The foundations of any society must needs be its harmony with, for want of a better term, nature. There is simply no way we can live outside nature, so we have to recognise that we are part of it and live accordingly. This is easier to say than to do, so my apologies for not having ready answers to the torrent of issues such a line of thought unleashes.

The inescapable paradox is that our cities are built to normalise anthropocentric lifestyles. Nobody is to blame for such a situation, it has just happened this way and would probably do the same again if we were to reinvent industrial society. In simple terms we lack the skill set needed to give the natural world a proper hearing and it is a moot point to suggest that we just need time to do so. We have had an incentive to learn for millennia and have spent that time dipping into finite planetary resources in the process.

The earliest settled cities devised elaborate systems for governing both city and hinterland, documenting their transactions with painstaking detail. Literacy was restricted to the ruling class, but every citizen had to be environmentally savvy if the metropolis was to survive, let alone prosper. History bears witness to the long term success of Sumerian cities such as Girsu or Ur, where archaeologists talk of habitation during millennia, an achievement that is unlikely to be matched by the modern industrial economy. Stumbling from environmental crisis to ecological impasse, the industrial economy has played fast and loose with nature, not to mention urban food chains, the subject of this blog.
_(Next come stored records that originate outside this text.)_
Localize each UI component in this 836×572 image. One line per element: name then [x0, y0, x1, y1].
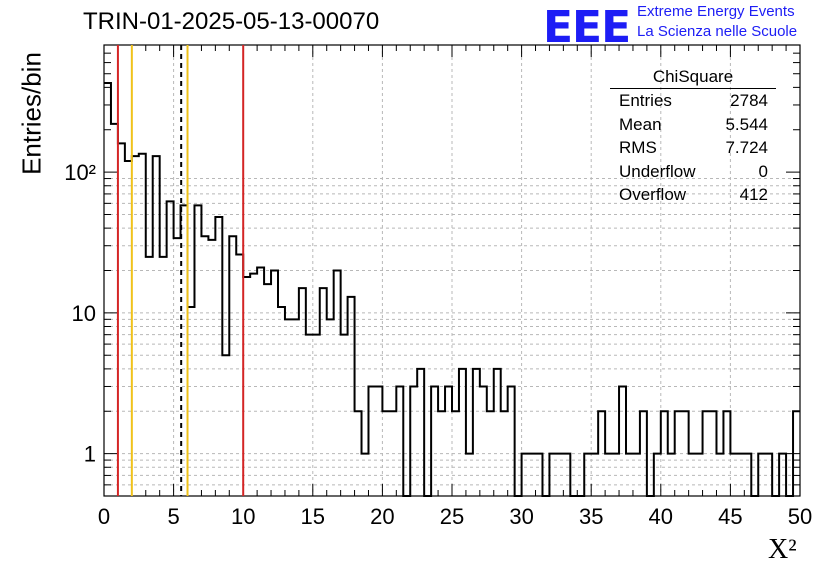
x-tick-label: 10	[231, 504, 255, 529]
stats-value: 5.544	[725, 114, 768, 134]
x-tick-label: 35	[579, 504, 603, 529]
stats-box: ChiSquare Entries 2784 Mean 5.544 RMS 7.…	[610, 66, 776, 207]
stats-row-mean: Mean 5.544	[610, 113, 776, 137]
x-tick-label: 40	[649, 504, 673, 529]
stats-label: Mean	[619, 114, 662, 134]
stats-row-underflow: Underflow 0	[610, 160, 776, 184]
stats-row-entries: Entries 2784	[610, 89, 776, 113]
stats-label: Overflow	[619, 185, 687, 204]
y-tick-label: 10²	[64, 160, 96, 185]
x-axis-label: X²	[768, 534, 797, 565]
stats-label: Entries	[619, 91, 672, 110]
y-axis-label: Entries/bin	[16, 52, 47, 175]
stats-label: RMS	[619, 138, 657, 157]
y-tick-label: 1	[84, 442, 96, 467]
eee-logo: EEE	[543, 2, 631, 53]
logo-line-1: Extreme Energy Events	[637, 3, 795, 20]
stats-label: Underflow	[619, 161, 696, 181]
x-tick-label: 0	[98, 504, 110, 529]
x-tick-label: 45	[718, 504, 742, 529]
chart-title: TRIN-01-2025-05-13-00070	[83, 8, 380, 35]
x-tick-label: 25	[440, 504, 464, 529]
x-tick-label: 5	[167, 504, 179, 529]
stats-row-overflow: Overflow 412	[610, 183, 776, 207]
stats-value: 0	[758, 161, 768, 181]
x-tick-label: 30	[509, 504, 533, 529]
y-tick-label: 10	[72, 301, 96, 326]
x-tick-label: 15	[301, 504, 325, 529]
stats-title: ChiSquare	[610, 66, 776, 89]
stats-value: 2784	[730, 91, 768, 110]
x-tick-label: 50	[788, 504, 812, 529]
x-tick-label: 20	[370, 504, 394, 529]
histogram-outline	[104, 81, 800, 497]
stats-value: 412	[739, 185, 768, 204]
stats-row-rms: RMS 7.724	[610, 136, 776, 160]
logo-line-2: La Scienza nelle Scuole	[637, 23, 798, 40]
stats-value: 7.724	[725, 138, 768, 157]
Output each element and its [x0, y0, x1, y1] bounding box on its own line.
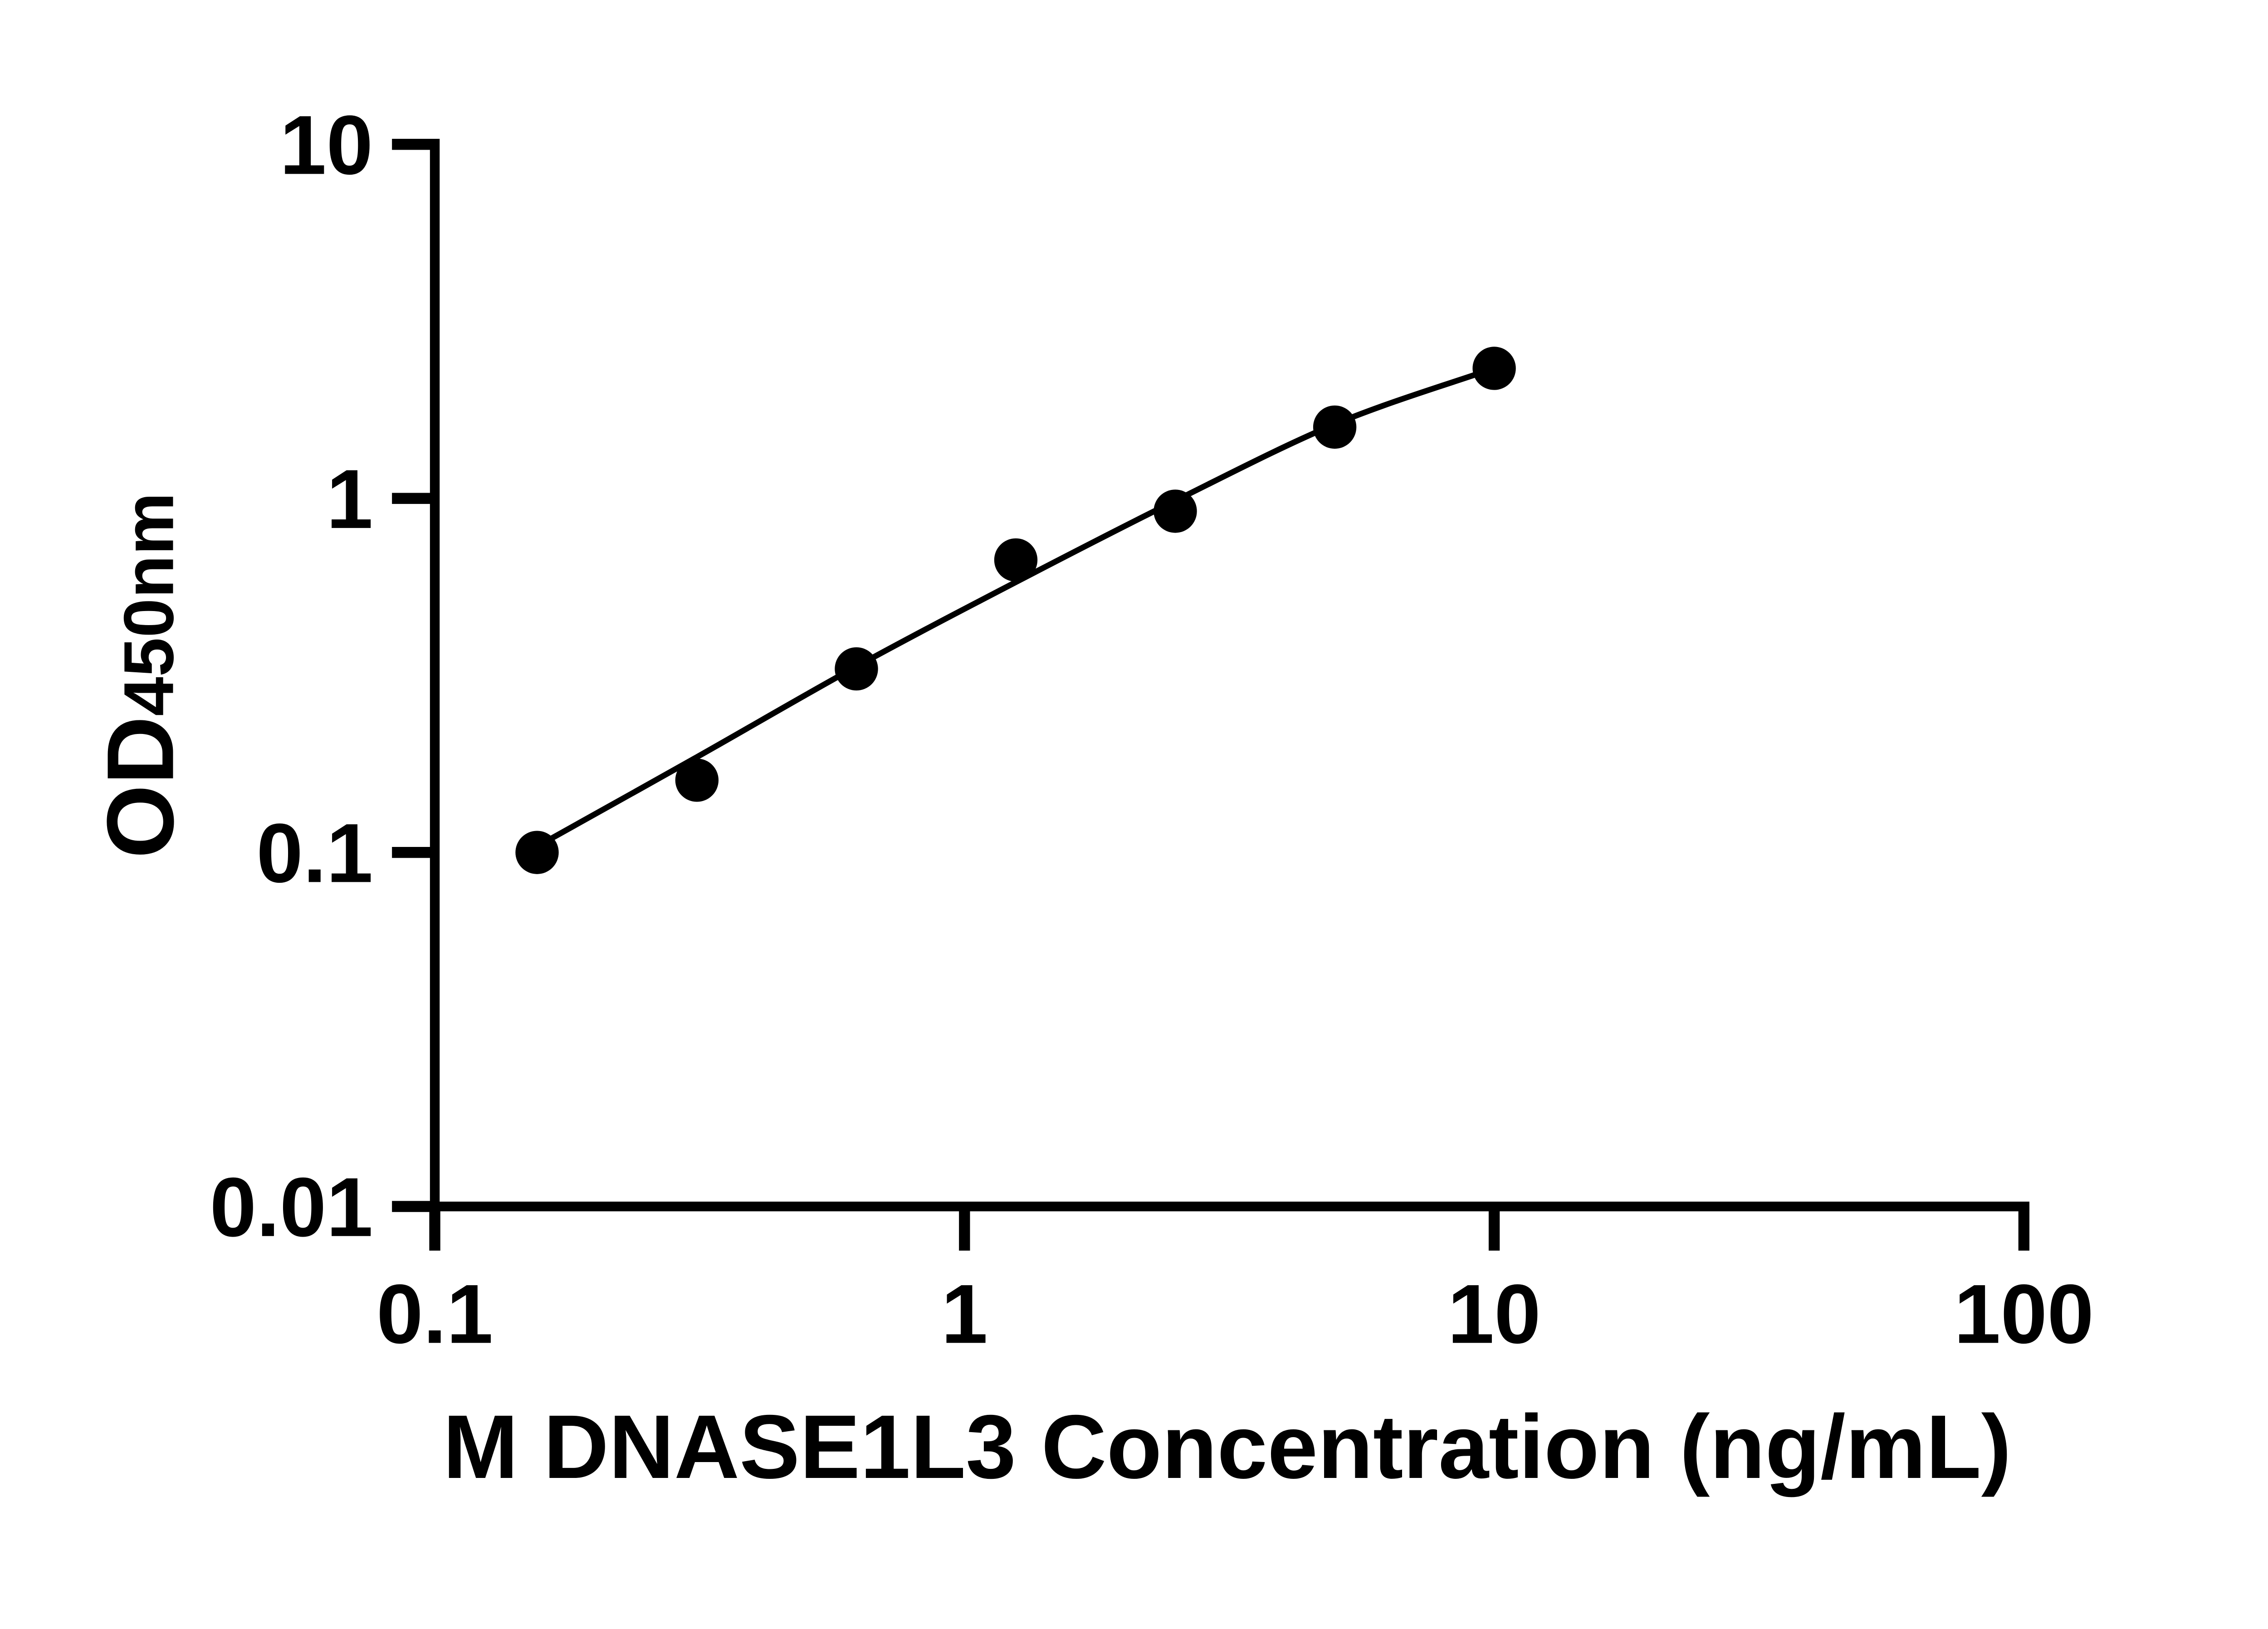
y-tick-label: 1 — [326, 453, 373, 546]
elisa-standard-curve-figure: 0.01 0.1 1 10 0.1 1 10 100 M DNASE1L3 Concentra… — [88, 98, 2094, 1498]
y-axis-title-main: OD — [88, 716, 193, 859]
x-tick-label: 10 — [1447, 1267, 1541, 1361]
y-axis-title: OD450nm — [88, 492, 193, 858]
x-axis-title: M DNASE1L3 Concentration (ng/mL) — [443, 1396, 2011, 1497]
data-point-marker — [994, 538, 1038, 582]
axes — [430, 139, 2030, 1212]
y-tick-label: 10 — [280, 98, 373, 192]
x-tick-label: 0.1 — [376, 1267, 493, 1361]
data-points — [515, 347, 1516, 874]
y-tick-label: 0.01 — [210, 1161, 373, 1254]
data-point-marker — [1472, 347, 1516, 390]
axis-ticks — [392, 139, 2030, 1251]
data-point-marker — [675, 758, 719, 802]
y-tick-label: 0.1 — [256, 807, 373, 900]
data-point-marker — [1313, 405, 1357, 449]
data-point-marker — [515, 831, 559, 874]
x-tick-label: 100 — [1954, 1267, 2094, 1361]
y-axis-title-subscript: 450nm — [109, 492, 188, 716]
data-point-marker — [835, 647, 878, 691]
data-point-marker — [1154, 489, 1197, 533]
x-tick-label: 1 — [941, 1267, 988, 1361]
More pressing than to understand the fate of early agrarian societies is to understand what they did correctly for centuries. There is good reason to suppose that they had sustainable sanitation of a sort that Sir Alfred Howard envisaged while working on the Indore project. A renewable, natural cycle producing humus within a month would go a long way to explaining the soil’s fertility in the world’s longest-surviving agrarian societies.